Kenneth Cortsen co-founded the Department of Sport Management at University College of Northern Denmark (UCN). In addition to its Sport Management Program with general admission criteria, UCN Sport Management collaborates with FIFPro (World Players’ Union) in Amsterdam and runs online sport management education for professional athletes from various European countries. Cortsen is also an External Lecturer at DIS, Copenhagen where he teaches sport economics for American elite students from various universities in the US. His PhD. focused on sports branding at different levels and how to improve sports branding interactions and how to capitalize on this process. Cortsen does sports business research, lectures and consults for organisations in Denmark and abroad, e.g., guest lecturers or research visits at University of San Francisco, Vlerick Business School, Harvard Business School, University of Northern Colorado, San Diego State University Sports MBA Program, and Johan Cruyff Institute (Amsterdam and Barcelona). He is a frequent speaker at national and international sport conferences, e.g., Sport Accord Convention or Forum SPORTBIZ in Warsaw, Poland in September, 2020 or the Australian Sports Technologies Network Masterclass session in November, 2020 as recent 2020 examples. He holds a UEFA A-license coaching certificate and has been coaching in the Danish football club Aalborg BK/AaB. After four years as head coach for the men’s reserve team, he became the head women’s coach and took the team from the third tier of Danish football to a current position in the Danish Super League in June 2020 before becoming a strategic advisor for the board of the mother club while overseeing individual coaching projects and some international collaboration projects with other European top clubs.

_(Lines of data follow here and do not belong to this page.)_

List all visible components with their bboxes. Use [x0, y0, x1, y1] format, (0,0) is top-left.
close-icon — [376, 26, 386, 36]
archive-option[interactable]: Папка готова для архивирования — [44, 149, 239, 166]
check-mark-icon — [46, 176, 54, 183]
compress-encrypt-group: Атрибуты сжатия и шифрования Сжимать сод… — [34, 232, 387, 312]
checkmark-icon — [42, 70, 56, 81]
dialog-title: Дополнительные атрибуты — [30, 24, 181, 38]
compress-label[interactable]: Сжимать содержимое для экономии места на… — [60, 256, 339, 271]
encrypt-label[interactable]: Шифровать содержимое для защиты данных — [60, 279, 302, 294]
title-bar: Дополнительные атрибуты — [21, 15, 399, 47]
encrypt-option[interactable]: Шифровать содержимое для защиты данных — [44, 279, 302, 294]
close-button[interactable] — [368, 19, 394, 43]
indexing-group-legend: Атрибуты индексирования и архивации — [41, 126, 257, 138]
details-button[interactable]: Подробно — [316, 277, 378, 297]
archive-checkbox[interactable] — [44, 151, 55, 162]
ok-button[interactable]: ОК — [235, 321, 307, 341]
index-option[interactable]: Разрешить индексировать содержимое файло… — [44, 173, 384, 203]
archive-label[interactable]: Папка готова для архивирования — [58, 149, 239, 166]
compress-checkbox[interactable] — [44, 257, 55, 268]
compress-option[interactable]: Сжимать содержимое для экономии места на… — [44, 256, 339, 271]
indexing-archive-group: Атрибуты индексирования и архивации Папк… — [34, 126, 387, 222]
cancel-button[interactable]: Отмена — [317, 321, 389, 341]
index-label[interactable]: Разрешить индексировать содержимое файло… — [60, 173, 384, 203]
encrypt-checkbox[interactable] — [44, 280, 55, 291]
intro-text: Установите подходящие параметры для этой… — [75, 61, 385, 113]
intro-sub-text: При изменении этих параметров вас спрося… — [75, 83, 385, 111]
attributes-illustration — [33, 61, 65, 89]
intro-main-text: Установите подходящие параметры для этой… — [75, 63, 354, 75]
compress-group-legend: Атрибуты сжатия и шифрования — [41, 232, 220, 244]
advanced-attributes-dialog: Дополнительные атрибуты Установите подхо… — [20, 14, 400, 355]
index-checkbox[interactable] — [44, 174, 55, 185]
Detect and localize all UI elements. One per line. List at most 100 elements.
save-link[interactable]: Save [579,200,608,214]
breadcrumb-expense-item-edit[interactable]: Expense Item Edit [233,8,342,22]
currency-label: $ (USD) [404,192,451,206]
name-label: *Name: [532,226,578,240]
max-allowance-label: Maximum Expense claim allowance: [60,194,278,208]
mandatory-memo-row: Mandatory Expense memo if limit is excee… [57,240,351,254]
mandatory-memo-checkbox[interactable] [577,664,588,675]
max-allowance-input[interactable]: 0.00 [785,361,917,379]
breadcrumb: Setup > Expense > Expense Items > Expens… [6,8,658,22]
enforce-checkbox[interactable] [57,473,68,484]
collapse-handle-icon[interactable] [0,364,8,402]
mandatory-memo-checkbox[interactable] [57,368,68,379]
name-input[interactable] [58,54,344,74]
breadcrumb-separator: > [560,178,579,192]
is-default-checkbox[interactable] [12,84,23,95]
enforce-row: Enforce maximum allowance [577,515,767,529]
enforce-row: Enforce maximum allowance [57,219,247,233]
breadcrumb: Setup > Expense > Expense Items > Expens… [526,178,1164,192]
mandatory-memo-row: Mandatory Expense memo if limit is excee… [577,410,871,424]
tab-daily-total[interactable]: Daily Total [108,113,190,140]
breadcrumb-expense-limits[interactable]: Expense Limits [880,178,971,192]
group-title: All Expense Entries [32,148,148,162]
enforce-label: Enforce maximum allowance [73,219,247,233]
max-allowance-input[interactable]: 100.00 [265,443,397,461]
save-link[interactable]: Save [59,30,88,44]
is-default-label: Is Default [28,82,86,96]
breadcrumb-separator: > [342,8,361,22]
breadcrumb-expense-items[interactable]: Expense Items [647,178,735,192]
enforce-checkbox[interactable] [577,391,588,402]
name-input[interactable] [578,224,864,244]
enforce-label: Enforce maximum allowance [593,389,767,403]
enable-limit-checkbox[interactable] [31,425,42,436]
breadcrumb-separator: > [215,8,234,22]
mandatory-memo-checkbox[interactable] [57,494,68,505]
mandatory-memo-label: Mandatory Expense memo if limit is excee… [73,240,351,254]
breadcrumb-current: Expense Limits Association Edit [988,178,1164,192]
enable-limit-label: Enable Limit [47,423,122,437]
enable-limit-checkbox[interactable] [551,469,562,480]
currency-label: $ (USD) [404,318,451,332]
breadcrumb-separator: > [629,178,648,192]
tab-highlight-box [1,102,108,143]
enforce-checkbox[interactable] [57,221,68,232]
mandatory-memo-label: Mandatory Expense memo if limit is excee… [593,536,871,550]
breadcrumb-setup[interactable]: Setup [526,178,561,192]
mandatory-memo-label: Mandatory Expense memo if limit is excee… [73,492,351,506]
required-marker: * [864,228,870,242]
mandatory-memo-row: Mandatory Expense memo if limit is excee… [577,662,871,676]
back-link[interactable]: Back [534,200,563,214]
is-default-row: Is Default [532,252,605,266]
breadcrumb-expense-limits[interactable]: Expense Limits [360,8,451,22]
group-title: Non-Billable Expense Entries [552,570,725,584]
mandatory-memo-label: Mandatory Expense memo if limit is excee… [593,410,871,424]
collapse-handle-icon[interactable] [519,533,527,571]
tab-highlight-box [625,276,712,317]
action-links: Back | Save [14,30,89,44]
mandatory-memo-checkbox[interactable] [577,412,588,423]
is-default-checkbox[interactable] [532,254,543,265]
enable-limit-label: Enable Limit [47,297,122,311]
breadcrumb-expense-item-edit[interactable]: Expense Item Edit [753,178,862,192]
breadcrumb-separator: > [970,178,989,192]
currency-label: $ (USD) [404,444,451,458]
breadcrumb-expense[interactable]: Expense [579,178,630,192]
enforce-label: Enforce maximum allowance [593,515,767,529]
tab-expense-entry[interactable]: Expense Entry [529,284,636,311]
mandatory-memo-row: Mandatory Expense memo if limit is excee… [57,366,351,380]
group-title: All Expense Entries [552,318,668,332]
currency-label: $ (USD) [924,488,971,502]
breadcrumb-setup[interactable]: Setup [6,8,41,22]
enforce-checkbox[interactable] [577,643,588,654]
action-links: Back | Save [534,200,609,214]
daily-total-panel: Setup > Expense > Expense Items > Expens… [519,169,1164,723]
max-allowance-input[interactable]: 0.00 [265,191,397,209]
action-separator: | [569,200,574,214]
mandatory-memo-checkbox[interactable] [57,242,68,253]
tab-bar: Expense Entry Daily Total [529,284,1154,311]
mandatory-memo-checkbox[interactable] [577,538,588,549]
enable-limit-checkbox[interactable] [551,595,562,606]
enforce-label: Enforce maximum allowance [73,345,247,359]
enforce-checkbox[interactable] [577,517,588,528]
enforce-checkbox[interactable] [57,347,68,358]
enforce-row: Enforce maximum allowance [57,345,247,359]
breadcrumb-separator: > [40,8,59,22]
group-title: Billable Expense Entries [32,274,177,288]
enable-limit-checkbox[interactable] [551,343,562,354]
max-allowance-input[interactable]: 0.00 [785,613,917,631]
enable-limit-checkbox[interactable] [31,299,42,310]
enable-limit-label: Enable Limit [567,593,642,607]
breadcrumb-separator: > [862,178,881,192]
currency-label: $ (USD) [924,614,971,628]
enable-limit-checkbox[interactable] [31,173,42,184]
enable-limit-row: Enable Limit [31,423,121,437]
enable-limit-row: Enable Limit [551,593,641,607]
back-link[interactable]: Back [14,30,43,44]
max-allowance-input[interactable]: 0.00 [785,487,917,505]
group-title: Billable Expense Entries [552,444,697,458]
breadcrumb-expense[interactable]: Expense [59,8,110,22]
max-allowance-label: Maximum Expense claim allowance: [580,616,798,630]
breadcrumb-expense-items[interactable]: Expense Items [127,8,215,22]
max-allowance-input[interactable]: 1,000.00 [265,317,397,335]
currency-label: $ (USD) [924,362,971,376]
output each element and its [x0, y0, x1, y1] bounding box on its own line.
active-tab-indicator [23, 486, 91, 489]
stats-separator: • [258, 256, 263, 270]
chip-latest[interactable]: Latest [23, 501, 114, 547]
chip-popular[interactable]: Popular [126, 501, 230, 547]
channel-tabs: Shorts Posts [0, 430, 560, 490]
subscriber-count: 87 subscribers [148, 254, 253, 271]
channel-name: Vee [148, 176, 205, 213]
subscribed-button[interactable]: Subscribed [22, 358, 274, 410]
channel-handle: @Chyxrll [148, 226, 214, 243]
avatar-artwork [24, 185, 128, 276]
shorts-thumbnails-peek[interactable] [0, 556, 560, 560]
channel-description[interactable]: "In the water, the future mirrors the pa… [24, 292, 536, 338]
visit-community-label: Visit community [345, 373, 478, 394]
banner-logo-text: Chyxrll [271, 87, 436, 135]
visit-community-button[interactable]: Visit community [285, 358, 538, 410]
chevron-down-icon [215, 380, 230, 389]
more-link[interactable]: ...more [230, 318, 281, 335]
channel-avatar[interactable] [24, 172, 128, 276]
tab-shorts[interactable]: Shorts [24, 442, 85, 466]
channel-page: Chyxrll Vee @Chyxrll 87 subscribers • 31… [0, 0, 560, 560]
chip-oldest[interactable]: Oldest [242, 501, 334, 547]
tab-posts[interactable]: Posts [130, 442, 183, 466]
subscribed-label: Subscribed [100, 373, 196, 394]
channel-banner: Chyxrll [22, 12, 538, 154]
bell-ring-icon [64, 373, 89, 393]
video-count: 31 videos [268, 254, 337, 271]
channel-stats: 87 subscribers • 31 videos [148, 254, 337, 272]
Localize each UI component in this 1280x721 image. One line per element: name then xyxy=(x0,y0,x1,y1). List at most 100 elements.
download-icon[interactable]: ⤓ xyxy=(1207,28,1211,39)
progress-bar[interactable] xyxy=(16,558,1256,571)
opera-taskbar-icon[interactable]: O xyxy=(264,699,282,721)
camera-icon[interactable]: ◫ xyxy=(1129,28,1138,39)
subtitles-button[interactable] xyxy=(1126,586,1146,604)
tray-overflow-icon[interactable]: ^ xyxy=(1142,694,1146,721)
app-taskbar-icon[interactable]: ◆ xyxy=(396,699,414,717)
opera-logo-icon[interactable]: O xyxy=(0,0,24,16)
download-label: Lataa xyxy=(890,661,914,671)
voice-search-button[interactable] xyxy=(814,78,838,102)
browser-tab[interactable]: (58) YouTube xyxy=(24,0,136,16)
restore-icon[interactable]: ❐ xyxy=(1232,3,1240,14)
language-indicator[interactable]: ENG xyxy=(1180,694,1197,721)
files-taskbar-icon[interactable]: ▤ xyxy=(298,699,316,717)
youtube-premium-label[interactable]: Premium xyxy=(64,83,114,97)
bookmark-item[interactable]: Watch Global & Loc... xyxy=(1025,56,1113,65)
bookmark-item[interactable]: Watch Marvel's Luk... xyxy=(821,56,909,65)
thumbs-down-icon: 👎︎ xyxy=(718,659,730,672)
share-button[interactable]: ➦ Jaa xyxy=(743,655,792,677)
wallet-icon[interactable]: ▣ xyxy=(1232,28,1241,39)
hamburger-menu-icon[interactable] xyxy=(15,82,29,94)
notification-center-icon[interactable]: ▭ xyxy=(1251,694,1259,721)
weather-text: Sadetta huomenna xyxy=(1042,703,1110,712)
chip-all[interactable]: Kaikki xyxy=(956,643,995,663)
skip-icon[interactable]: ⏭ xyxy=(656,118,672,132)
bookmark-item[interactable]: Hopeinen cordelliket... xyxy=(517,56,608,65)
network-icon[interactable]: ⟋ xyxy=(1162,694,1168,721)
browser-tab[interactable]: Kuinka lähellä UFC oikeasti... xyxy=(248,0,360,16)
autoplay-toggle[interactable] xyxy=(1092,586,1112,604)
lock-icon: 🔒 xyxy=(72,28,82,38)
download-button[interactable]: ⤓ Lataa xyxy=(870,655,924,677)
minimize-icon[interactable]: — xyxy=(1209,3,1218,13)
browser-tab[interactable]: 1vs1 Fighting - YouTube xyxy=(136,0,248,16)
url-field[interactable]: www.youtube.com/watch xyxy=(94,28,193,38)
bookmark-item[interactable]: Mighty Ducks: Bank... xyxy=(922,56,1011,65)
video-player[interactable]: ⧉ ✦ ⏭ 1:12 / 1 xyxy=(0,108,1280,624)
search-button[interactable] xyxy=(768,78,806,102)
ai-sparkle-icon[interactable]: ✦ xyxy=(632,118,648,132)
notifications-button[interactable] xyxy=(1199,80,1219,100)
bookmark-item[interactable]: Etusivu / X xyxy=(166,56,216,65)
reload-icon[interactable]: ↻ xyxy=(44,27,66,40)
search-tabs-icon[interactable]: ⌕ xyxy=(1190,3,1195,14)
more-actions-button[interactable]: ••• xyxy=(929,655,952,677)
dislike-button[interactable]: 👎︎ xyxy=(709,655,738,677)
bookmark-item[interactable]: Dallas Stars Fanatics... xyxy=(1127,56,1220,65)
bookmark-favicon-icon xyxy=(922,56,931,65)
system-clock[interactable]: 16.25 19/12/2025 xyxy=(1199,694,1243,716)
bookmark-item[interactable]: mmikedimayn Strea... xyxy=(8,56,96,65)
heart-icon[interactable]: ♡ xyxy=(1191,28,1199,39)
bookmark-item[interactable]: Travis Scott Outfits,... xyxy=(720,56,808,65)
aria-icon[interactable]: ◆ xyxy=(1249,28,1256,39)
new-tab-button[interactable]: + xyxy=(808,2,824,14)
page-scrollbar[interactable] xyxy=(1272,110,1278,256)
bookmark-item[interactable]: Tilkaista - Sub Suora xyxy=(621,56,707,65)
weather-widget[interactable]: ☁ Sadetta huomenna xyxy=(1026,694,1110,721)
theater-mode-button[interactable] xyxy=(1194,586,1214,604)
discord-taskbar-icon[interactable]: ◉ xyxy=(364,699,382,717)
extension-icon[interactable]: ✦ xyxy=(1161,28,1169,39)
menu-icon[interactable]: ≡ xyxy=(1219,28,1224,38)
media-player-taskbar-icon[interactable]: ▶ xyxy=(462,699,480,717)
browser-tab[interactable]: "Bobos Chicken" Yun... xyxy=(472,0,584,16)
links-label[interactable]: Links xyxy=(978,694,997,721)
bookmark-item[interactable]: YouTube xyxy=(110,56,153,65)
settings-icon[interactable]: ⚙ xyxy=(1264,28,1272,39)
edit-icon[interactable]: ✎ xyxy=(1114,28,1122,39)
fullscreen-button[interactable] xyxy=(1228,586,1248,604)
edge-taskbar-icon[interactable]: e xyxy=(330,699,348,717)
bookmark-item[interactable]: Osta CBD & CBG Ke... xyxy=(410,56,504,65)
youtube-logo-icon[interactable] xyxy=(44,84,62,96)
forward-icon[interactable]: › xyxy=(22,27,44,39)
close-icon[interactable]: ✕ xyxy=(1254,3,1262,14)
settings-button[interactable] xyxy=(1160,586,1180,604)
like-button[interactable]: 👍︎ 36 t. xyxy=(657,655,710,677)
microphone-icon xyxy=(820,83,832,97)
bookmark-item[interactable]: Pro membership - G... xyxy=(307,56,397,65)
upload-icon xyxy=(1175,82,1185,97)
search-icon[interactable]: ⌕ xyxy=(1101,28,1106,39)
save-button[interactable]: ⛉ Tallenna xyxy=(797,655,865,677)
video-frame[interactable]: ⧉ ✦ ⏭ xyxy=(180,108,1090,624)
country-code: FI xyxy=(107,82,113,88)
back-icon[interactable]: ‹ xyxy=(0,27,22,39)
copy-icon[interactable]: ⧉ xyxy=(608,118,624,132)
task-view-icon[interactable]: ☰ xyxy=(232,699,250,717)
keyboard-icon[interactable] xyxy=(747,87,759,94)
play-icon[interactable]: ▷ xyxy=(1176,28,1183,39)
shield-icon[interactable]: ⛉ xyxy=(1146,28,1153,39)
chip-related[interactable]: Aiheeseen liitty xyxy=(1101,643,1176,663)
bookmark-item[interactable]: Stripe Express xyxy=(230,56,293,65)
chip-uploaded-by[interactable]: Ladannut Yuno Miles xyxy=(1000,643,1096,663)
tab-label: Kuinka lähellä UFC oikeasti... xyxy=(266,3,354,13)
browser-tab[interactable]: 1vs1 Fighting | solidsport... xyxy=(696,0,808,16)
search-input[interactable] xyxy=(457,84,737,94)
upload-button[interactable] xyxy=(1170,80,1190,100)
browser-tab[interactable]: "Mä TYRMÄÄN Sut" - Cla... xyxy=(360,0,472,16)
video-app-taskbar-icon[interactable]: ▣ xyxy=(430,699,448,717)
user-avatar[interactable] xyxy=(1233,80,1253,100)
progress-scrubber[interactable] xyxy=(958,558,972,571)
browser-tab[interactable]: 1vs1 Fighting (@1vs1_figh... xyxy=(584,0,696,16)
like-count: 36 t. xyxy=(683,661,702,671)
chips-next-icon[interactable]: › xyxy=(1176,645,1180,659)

Daniel Rascher (Ph.D in Economics, UC Berkeley) is Professor and co-Director of the sport management program at the University of San Francisco, having also taught at the University of Massachusetts, Northwestern University, Stanford University, and the IE Business School. He has over 70 publications including a co-authored sport finance textbook, Financial Management in the Sport Industry. At SportsEconomics and OSKR, he has worked on over 150 sports business consulting projects for clients involved in the NBA, NFL, MLB, NHL, NCAA, NASCAR, MLS, PGA, media, sporting goods and apparel, professional boxing, mixed martial arts, minor league baseball, NHRA, AHL, Formula One racing, Indy Car racing, American Le Mans racing, Premier League Football (soccer), women’s professional soccer, professional cycling, endurance sports, Indian Premier League, ticketing, IHRSA, music, as well as sports commissions, government, convention and visitors bureaus, tourism businesses, and B2B enterprises. He has been named Research Fellow of the North American Society for Sport Management and was given the Lifetime Achievement Award from the Applied Sport Management Association. Dan has testified as an expert witness in federal and state courts, in arbitration proceedings, and provided public testimony numerous times to state and local governments.